On Wednesday, nearly 300 virtual meetings between industry leaders and members of Congress will focus on measures to:
- Provide relief for travel industry businesses
- Advance stimulus measures to drive travel demand
- Position the U.S. to welcome back international travel
- Safely restore business travel, meetings and events
These policy priorities follow a year of intense efforts to secure crucial emergency relief for all sectors of travel—without which many of the sector’s job losses may become permanent.
“The latest round of relief was helpful to our industry, but there are a number of important steps that still must be taken, especially extending the deadline for the Paycheck Protection Program and passing the key package of tax incentives in the Hospitality and Commerce Job Recovery Act,” said Tori Emerson Barnes, the USTA's EVP of public affairs and policy. “The PPP is set to expire in just two weeks, yet the economic effects of the pandemic will continue to harm the industry far beyond that point.”

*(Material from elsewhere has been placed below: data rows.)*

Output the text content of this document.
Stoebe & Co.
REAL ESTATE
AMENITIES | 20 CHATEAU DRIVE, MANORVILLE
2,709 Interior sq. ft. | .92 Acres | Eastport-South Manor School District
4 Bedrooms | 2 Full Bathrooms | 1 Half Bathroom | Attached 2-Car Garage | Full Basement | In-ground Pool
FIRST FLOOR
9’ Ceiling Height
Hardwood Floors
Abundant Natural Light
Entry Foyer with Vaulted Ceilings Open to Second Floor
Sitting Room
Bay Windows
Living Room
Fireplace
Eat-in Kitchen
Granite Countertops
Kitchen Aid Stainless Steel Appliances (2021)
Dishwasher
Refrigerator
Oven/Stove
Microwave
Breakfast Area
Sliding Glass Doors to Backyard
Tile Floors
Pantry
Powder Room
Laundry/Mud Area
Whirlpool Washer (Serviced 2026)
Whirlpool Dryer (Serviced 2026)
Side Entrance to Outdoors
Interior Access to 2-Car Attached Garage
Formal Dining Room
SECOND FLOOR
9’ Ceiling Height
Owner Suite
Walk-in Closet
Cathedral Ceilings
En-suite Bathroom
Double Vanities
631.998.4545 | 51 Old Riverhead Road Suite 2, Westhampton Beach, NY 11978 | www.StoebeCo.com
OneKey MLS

Last week, the association voiced strong support for the PPP Extension Act of 2021, a bipartisan and bicameral bill that would implement the Paycheck Protection Program extension U.S. Travel has pushed for as an essential part of economic relief. The bill would push the deadline for PPP fund applications to May 31 from its current March 31, with an additional 30 days past the new deadline for the Small Business Administration to process applications.
The Hospitality and Commerce Job Recovery Act of 2021, meanwhile, would provide stimulus needed to help bring back the millions of travel jobs lost to the pandemic. Specifically, the bill provides:
- A temporary business tax credit to revitalize business meetings, conferences, and other structured events.
- A temporarily restored entertainment business expense deduction to help entertainment venues and performing arts centers recover.
- An individual tax credit to stimulate nonbusiness travel.
- Tax relief for restaurants and food and beverage companies to help restore food service jobs and strengthen the entire American food supply chain.